Pérdidas por deudores incobrables

JORGE CÁMERON

 Gerente de  Impuestos

Amaral & Asociados

¿Durante cuánto tiempo se debe mantener una cuenta a cobrar considerada como incobrable en el balance de la empresa? ¿Debo aguardar a que se cumplan las condiciones de incobrabilidad fiscal exigidas en la normativa del Impuesto a la Renta para darla de baja del activo y así poder computar la correspondiente pérdida generada por el deudor incobrable como deducible en la liquidación del Iracis o del Iragro? Seguidamente trataremos de aclarar estas dudas que habitualmente se le plantean a los Contadores responsables por la liquidación de impuestos.
Primeramente resulta importante mencionar que para que un crédito comercial pueda ser computado fiscalmente como incobrable –y por lo tanto deducible a los efectos de la liquidación del Iracis o del Iragro–, basta con que el mismo cumpla con alguna de las condiciones establecidas por la normativa fiscal para ser considerado como tal. No se exige que el referido crédito sea dado de baja contablemente con cargo a pérdidas del ejercicio para que el mismo pueda deducirse en el cálculo del impuesto, ni sería un obstáculo que el crédito en cuestión ya hubiera sido dado de baja contablemente en un ejercicio anterior a aquél en que se cumpla con alguna de las referidas condiciones de incobrabilidad exigidas por la normativa fiscal.
En efecto, dicho crédito no necesariamente debe tratarse como pérdida en el estado de resultados para ser computado como gasto deducible, sino que podría ser incluido como una baja de renta en el cálculo del impuesto a los efectos de aplicar su deducibilidad. Técnicamente, se entiende por “baja de renta” a la disminución del resultado contable del ejercicio, a través de un ajuste fiscal. Así pues, si la normativa fiscal permite deducir la pérdida de un activo, y esta pérdida no se encuentra registrada contablemente en el estado de resultados de ese ejercicio (ya sea porque se lo reconoció contablemente como pérdida en otro ejercicio, o bien porque se optó por mantenerlo registrado contablemente en el activo con base a la mejor estimación de la gerencia de la empresa), esto no implica que no se pueda realizar en ese ejercicio el reconocimiento de dicha pérdida a los fines impositivos.
Respecto a este último aspecto, cabe aclarar que la Ley Nº 125/91 y sus reglamentaciones tratan materias fiscales, y por tanto no pueden disponer los criterios de contabilización que deben seguir los contribuyentes. Dichos criterios están definidos por la normativa contable (Norma Internacional de Información Financiera (NIIF) Nº 9, la cual exige que las empresas reconozcan las pérdidas por incobrabilidad en la medida que existan indicios de ello), así como por las políticas que al respecto definan seguir las empresas.
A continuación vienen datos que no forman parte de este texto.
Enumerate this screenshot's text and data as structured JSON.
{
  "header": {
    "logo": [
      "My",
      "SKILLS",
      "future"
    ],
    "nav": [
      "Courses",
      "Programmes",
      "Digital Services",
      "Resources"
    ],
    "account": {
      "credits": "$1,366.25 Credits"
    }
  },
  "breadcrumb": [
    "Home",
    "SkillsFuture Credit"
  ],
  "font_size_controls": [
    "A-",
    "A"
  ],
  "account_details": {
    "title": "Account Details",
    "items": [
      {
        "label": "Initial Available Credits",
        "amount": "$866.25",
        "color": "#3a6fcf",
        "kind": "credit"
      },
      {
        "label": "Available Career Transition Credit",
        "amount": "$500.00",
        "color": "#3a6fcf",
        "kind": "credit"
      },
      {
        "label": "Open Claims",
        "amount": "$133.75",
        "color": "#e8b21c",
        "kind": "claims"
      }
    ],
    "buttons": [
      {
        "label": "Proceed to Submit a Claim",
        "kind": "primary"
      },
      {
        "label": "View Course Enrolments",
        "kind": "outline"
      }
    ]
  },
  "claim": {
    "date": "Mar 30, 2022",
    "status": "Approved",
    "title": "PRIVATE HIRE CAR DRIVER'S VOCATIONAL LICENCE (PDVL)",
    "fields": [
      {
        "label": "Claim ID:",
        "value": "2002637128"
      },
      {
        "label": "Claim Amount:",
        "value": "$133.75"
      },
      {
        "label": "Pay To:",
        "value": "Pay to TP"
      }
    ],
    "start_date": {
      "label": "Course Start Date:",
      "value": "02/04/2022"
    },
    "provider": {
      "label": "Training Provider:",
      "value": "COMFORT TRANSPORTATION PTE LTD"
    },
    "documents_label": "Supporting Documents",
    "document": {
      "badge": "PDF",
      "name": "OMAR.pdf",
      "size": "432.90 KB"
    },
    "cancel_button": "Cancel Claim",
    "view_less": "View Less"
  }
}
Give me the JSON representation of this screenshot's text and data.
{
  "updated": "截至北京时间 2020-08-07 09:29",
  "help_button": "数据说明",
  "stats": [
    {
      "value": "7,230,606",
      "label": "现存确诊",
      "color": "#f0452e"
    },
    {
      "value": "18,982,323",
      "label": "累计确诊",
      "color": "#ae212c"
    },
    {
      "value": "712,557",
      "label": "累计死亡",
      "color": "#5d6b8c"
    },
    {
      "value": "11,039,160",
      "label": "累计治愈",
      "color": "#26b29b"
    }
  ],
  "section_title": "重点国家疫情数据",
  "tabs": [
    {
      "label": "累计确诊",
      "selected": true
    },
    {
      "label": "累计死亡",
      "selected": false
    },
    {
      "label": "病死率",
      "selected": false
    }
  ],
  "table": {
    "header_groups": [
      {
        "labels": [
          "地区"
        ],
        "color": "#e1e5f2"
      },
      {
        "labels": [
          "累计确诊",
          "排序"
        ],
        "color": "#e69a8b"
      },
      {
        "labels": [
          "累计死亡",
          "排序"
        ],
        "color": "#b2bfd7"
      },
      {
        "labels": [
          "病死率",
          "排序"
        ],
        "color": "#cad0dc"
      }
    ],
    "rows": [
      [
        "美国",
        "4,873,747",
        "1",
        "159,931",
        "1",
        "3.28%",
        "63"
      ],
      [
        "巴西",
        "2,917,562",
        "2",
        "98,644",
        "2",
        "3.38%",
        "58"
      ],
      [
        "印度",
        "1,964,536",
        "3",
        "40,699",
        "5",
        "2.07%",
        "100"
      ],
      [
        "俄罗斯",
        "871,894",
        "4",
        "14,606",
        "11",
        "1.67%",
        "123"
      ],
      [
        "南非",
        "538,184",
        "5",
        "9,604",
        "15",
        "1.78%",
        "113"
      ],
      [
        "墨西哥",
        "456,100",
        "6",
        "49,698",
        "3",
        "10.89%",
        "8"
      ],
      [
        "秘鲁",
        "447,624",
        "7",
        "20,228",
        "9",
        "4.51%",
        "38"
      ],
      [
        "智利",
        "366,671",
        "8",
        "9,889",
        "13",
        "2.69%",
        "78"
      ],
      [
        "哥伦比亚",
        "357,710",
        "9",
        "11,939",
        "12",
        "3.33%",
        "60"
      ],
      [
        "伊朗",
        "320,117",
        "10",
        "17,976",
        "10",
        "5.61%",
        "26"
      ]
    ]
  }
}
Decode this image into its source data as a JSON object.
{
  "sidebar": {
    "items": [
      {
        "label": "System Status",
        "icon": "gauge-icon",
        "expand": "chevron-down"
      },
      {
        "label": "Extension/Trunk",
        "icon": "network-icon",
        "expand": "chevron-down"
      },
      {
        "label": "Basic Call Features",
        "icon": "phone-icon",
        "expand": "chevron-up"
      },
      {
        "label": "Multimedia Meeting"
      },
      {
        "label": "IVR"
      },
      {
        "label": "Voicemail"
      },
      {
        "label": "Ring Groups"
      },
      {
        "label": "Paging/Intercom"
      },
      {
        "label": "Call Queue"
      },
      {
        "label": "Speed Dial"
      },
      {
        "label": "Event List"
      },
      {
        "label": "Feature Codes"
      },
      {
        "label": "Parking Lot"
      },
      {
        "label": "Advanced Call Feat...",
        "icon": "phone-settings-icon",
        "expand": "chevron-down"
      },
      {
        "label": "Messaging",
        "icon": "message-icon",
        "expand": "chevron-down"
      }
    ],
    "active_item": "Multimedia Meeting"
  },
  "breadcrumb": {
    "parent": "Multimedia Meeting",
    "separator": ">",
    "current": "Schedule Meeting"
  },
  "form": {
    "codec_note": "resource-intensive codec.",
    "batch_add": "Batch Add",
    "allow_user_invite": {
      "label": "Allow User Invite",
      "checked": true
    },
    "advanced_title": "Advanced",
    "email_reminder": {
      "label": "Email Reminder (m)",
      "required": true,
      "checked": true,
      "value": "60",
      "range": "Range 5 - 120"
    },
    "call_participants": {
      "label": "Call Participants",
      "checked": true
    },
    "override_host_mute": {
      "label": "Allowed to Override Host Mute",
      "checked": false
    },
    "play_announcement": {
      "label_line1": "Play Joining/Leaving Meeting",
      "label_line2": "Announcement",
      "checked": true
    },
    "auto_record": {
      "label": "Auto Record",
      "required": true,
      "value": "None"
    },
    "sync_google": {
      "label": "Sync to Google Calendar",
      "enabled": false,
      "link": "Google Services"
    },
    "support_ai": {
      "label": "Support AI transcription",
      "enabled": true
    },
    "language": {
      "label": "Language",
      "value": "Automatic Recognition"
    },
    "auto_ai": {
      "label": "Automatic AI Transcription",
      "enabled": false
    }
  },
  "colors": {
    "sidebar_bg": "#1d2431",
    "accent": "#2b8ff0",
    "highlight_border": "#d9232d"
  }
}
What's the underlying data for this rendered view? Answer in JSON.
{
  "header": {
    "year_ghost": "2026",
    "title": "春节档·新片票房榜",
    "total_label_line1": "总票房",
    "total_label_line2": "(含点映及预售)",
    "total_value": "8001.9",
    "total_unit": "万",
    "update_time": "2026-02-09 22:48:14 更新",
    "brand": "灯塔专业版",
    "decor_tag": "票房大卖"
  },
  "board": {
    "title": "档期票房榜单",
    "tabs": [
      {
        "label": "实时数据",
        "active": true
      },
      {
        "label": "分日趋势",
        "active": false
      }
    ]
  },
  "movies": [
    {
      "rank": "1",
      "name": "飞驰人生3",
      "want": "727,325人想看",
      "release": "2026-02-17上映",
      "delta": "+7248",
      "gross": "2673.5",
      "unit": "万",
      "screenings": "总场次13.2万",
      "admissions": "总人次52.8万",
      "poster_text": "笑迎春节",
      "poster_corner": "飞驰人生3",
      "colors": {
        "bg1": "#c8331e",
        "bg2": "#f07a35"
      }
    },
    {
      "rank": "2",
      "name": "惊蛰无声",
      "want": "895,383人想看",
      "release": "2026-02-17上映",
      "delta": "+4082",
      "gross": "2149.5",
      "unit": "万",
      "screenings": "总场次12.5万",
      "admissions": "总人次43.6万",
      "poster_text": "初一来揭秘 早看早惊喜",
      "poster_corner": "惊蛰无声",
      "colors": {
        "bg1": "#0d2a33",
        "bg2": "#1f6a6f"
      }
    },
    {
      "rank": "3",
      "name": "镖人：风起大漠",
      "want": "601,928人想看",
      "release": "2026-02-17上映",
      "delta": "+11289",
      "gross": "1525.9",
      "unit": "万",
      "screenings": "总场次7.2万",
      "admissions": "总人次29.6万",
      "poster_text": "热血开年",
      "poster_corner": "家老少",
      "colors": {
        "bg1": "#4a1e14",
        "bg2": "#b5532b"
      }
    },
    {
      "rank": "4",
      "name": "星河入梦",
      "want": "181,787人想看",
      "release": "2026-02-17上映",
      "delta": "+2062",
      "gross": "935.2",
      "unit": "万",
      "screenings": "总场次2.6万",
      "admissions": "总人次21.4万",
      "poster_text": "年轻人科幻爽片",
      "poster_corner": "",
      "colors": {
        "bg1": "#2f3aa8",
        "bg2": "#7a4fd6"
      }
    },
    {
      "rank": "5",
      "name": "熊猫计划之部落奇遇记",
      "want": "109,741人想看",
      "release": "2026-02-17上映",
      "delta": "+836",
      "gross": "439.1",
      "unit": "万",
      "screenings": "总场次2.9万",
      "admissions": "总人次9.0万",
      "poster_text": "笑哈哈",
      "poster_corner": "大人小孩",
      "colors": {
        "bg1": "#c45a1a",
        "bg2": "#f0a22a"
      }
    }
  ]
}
Por lo tanto, la normativa fiscal no puede imponer al contribuyente el momento en el cual éste debe registrar contablemente la pérdida ocasionada por la incobrabilidad de un crédito. Contablemente dichas pérdidas deben ser registradas cuando la empresa considere que efectivamente el crédito ha pasado a ser irrecuperable de acuerdo con las normas contables profesionales aplicables.
De esta forma, al señalar la Ley Nº 125/91 que se “deducirán los castigos sobre malos créditos”, la normativa hace referencia a la deducción que deberá practicarse a la renta bruta fiscal, a los efectos de determinar la renta neta fiscal imponible, siendo éstos conceptos tributarios y no contables. Es decir, no significa que necesariamente para que un gasto sea deducible el mismo deba contabilizarse con cargo a los resultados del ejercicio. Contablemente existe un resultado del ejercicio, el cual por lo general es distinto a la renta neta fiscal imponible, ya que a esta última se llega a través de ajustes fiscales (créditos o castigos) al resultado contable del ejercicio.
Dichos ajustes se originan en la aplicación de criterios fiscales referidos a la deducibilidad o no de ciertos gastos, o bien por criterios fiscales que afectan la valuación de activos y pasivos, los cuales necesariamente deben ser aplicados por las empresas a los efectos de determinar correctamente su renta neta fiscal imponible y, consecuentemente, liquidar adecuadamente su impuesto.